The reality is that for most writers, rejection is part of daily life. And anyone who cringes at those words should right now, immediately, look into some other more profitable way of spending their time. Because otherwise they’re in for a great deal of nearly intolerable frustration.

Write because you love it; write because you cannot not write.

That doesn’t mean that you shouldn’t try to get published. It just means that the road is hard. And not just for you … go out, right now, and pick up a marvelous little book called Rotten Rejections, reviewed here as Even Proust Got Rejected — you’ll realize that you’re in really good company!

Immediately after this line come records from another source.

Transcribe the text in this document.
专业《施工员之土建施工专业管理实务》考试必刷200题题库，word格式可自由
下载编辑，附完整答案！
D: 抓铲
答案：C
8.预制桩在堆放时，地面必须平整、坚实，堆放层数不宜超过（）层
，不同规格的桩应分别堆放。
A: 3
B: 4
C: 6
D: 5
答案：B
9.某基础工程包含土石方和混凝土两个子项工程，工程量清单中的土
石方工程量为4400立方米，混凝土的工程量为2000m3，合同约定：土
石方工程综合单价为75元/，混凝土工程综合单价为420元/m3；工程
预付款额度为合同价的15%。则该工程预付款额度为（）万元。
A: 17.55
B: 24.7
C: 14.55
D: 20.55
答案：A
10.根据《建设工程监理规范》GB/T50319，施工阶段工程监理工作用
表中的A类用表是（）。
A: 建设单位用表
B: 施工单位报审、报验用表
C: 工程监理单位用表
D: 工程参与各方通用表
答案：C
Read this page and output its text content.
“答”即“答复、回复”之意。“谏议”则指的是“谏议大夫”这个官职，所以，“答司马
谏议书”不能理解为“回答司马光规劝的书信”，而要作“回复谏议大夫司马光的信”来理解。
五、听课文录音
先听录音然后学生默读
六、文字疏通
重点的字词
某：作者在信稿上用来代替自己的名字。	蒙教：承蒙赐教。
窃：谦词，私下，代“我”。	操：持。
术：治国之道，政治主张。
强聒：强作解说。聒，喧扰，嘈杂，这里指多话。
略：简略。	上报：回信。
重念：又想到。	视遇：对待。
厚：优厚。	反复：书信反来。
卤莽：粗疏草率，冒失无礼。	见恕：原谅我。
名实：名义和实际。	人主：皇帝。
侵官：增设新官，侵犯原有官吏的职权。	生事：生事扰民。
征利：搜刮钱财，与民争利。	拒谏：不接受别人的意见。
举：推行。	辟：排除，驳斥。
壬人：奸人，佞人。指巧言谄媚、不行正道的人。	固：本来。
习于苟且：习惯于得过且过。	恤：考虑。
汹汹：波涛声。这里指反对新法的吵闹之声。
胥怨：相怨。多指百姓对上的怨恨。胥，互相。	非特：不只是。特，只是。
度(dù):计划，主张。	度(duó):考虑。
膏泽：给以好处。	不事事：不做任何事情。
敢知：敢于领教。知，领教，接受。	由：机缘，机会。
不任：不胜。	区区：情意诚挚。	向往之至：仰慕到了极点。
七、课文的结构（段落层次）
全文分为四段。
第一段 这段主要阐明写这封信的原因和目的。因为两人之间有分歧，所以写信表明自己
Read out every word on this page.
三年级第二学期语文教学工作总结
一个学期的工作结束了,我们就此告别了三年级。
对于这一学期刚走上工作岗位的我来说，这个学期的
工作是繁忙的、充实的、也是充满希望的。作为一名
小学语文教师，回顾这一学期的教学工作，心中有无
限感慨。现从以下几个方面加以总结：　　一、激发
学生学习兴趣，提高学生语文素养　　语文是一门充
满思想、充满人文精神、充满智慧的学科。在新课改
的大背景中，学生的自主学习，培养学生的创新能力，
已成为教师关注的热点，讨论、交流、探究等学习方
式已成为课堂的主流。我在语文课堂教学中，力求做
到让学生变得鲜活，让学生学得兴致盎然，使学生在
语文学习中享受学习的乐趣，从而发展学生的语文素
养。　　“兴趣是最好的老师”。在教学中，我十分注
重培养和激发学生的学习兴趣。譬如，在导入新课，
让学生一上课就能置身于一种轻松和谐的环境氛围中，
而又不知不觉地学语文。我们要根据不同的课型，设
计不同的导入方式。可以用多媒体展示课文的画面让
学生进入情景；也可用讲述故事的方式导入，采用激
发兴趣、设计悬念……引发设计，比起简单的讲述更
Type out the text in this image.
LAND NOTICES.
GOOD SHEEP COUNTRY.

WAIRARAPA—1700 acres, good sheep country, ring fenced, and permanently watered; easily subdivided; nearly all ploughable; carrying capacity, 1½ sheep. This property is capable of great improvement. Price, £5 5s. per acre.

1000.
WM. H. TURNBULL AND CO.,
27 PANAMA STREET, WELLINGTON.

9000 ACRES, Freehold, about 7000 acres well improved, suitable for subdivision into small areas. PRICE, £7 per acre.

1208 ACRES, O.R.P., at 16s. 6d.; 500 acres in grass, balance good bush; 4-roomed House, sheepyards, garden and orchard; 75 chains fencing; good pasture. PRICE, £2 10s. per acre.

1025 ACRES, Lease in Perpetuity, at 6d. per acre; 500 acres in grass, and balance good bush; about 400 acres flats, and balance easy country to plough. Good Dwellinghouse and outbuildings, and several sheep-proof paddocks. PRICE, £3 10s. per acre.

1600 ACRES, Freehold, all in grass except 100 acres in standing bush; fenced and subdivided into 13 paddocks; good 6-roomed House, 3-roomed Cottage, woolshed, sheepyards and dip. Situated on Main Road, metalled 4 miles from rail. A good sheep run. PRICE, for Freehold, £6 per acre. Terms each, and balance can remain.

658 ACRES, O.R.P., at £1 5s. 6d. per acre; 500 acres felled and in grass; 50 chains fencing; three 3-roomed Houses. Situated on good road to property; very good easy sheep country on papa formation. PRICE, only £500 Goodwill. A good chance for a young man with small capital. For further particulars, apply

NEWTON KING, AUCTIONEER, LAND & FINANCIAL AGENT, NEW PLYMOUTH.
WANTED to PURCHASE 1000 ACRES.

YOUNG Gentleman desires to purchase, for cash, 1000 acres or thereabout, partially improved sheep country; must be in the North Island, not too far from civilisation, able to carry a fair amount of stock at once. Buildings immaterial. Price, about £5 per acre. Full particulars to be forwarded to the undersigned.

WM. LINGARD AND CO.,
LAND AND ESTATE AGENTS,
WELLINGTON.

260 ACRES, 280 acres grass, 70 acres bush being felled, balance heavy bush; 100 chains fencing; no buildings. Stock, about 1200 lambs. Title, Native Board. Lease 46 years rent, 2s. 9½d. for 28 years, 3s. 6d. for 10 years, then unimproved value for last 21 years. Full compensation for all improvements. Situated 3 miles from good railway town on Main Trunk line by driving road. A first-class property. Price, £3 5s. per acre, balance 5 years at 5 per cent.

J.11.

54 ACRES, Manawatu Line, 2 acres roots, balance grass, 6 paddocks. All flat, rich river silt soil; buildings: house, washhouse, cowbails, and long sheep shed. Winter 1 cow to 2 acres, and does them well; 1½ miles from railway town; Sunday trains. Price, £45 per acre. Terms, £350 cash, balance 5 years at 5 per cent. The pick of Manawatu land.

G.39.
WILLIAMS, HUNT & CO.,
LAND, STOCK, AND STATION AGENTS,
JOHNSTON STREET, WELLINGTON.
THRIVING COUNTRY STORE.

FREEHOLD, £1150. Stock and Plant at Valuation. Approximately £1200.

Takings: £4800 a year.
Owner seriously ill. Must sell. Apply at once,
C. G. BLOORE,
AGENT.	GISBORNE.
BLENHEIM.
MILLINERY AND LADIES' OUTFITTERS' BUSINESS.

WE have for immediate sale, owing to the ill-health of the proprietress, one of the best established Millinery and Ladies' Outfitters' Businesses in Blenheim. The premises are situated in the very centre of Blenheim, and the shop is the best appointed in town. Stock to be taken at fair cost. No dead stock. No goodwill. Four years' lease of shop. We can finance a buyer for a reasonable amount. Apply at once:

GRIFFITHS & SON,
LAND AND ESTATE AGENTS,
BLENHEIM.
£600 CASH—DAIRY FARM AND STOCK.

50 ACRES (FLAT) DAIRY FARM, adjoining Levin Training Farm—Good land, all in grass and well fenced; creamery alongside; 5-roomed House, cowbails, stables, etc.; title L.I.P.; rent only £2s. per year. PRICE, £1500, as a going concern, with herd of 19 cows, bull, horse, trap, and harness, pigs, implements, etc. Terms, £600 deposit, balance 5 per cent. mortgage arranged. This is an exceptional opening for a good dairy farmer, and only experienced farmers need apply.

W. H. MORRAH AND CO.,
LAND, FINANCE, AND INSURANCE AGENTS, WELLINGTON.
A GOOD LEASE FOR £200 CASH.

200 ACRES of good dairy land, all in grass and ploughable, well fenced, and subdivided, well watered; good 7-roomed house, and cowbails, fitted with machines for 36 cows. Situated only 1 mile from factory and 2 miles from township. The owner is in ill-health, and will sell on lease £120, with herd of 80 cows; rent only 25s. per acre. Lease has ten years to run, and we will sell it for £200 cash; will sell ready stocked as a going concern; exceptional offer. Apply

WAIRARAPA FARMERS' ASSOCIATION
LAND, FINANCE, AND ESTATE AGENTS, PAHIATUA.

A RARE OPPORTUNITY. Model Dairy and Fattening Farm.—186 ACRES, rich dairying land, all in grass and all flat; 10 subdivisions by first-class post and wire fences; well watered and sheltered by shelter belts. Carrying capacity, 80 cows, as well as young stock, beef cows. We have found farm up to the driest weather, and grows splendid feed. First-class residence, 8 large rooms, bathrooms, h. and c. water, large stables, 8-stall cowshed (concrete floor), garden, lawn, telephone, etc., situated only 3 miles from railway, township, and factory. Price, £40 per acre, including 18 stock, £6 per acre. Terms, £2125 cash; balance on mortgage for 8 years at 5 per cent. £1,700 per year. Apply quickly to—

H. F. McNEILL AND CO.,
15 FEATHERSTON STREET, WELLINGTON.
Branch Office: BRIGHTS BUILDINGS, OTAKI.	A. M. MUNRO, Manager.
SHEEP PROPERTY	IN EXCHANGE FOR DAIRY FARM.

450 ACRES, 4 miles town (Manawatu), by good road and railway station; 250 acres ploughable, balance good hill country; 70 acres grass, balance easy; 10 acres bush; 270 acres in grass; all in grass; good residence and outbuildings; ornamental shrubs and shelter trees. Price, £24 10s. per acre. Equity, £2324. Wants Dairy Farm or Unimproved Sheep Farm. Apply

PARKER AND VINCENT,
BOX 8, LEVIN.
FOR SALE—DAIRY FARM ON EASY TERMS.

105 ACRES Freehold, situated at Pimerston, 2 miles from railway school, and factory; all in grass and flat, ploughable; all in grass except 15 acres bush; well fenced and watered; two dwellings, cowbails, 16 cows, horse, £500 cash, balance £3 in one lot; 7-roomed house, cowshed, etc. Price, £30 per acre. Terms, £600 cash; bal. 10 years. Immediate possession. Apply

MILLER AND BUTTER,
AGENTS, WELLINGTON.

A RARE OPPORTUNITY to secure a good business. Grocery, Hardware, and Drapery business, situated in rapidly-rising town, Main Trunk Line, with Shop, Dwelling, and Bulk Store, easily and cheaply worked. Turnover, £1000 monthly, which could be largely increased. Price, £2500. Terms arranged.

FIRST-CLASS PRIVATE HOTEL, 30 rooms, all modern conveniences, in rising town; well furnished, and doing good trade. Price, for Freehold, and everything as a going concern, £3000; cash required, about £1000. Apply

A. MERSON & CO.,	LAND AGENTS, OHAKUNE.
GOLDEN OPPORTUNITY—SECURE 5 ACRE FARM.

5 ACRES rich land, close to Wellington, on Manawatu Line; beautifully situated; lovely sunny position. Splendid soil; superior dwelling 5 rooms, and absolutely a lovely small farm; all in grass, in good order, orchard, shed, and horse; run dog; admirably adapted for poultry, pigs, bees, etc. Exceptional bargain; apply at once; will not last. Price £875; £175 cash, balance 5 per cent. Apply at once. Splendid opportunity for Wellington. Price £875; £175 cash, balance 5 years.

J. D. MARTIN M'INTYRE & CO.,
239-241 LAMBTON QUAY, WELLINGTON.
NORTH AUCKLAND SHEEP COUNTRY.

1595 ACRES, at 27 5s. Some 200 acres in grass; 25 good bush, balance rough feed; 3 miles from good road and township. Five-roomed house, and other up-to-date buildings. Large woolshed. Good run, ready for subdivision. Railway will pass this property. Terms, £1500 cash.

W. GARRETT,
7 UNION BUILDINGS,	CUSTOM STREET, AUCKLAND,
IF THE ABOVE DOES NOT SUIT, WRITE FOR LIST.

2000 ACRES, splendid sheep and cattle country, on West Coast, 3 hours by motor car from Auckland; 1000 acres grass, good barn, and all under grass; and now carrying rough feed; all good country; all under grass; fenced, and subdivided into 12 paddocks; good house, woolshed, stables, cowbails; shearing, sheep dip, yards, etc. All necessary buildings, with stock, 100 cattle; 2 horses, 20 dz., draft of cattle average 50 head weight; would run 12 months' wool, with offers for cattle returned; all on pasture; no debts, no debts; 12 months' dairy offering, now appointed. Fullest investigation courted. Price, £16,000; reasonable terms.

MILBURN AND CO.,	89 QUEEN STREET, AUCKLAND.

Next Saturday at the New England Crimebake conference I’ll be given an award for a short story I submitted to the Al Blanchard Memorial Prize. I’m pleased, of course. But here’s the whole story: Al Blanchard was a friend and colleague of mine. I was present when he died, and when the prize in his memory was announced, I wrote this story specifically for it. It got rejected. Okay, fine. I sent the story out to more journals and magazines than I can count, literally for years, and it always came back .. rejected. This year I thought, why not, and sent it again to the judging committee for the very same prize for which it had been rejected before … and it became a runner-up. If that’s not a tale of perseverence, I don’t know what is!

So there you have it. Write and write and write … and send stuff out, all the time, every week. When something is rejected, send it out again. Eventually it’s perseverance that pays off. And then you’ll be … beyond the elements of style!